The steel industry in Wales and right across the UK has gone through some real difficulties in the past few years. The hon. Member for Aberavon mentioned the decline and the difficult years, including the 32% fall we saw in 2016—the largest fall since 2008. While the economy as a whole may have recovered since the 2008 crash, steel has not kept pace. UK steel certainly requires more support.

One of the biggest challenges currently facing the UK steel industry is over-supply in the market, driven mostly by China. The figures speak for themselves: China produces about 928 million tonnes of steel, compared to just 7 million tonnes in the UK. The most notable effect of that is to drive down the price and make it more difficult for British companies to be competitive in the marketplace. I am therefore pleased that the UK Government supported anti-dumping measures to address cheap Chinese steel imports, ensuring that British steel, which, as we all know, is the highest quality steel in the marketplace, can remain competitive.

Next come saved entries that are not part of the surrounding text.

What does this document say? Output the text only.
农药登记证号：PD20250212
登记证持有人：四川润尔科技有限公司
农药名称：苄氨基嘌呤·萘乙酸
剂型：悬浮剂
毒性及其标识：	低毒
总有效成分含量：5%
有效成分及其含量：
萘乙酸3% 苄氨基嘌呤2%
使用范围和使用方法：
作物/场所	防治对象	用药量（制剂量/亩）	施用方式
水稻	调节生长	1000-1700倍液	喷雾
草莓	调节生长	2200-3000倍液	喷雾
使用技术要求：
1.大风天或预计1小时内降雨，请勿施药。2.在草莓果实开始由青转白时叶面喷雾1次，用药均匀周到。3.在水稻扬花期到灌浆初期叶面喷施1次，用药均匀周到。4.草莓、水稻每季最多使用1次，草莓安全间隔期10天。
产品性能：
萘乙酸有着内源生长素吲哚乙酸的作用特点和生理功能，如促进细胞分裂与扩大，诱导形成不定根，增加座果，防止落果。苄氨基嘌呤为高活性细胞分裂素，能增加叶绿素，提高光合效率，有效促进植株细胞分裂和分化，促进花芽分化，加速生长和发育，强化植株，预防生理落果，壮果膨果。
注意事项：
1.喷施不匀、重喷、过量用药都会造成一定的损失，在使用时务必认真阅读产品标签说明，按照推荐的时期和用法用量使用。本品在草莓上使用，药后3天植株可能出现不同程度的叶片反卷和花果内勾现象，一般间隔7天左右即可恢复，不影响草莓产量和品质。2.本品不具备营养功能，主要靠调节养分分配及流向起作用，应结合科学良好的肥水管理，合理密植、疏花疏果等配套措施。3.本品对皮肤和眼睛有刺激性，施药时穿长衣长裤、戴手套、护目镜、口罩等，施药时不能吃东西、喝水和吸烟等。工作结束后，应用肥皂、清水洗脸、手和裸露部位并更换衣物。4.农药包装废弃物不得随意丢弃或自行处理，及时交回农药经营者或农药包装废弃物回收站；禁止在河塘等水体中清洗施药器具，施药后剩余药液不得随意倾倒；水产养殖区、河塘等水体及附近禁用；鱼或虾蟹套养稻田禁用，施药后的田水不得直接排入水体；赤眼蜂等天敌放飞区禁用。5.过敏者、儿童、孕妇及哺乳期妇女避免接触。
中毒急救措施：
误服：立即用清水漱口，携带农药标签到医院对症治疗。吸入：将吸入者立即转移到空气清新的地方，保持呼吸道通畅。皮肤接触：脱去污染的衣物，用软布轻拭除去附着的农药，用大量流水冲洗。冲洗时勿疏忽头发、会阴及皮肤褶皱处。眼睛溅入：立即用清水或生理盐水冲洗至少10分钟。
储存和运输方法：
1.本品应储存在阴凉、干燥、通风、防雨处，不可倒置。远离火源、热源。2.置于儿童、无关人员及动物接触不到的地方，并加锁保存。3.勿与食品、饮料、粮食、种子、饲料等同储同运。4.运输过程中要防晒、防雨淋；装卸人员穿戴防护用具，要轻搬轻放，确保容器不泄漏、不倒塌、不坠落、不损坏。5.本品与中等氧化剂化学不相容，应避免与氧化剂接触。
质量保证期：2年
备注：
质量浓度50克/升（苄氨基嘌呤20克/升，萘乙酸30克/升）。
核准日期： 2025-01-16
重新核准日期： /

Another vote of confidence in the UK steel industry is the recent sale of British Steel to Jingye, which will protect 3,200 jobs in the Scunthorpe and Teesside areas. I put on record my congratulations to the UK Government for the work they undertook to finalise that sale, which is a vote of confidence in the UK steel industry. Britain and the world will always need high-quality steel and there are tremendous opportunities over the coming years. The opportunities for growth are substantial, with the potential for £3.8 billion of domestic sales for UK producers.

The UK Government have also taken wide-ranging action to support the industry, including: more than £300 million of relief for electricity costs since 2013; public procurement guidelines, with annual reports on the proportion of public sector steel bought from British firms; and details of a steel pipeline on national infrastructure projects worth around £500 million over the next decade.

Although I hope that the future is bright for the UK steel industry, particularly in Wales, we always can and should do more. I hope that the Government, as well as Members across the House, will work to ensure that British steel companies are at the front of the line for national infrastructure projects such as High Speed 2, and that British steel is at the heart of the Government’s levelling up agenda as well as our international trade deals so that the whole world can access the high-quality steel that only the UK can produce.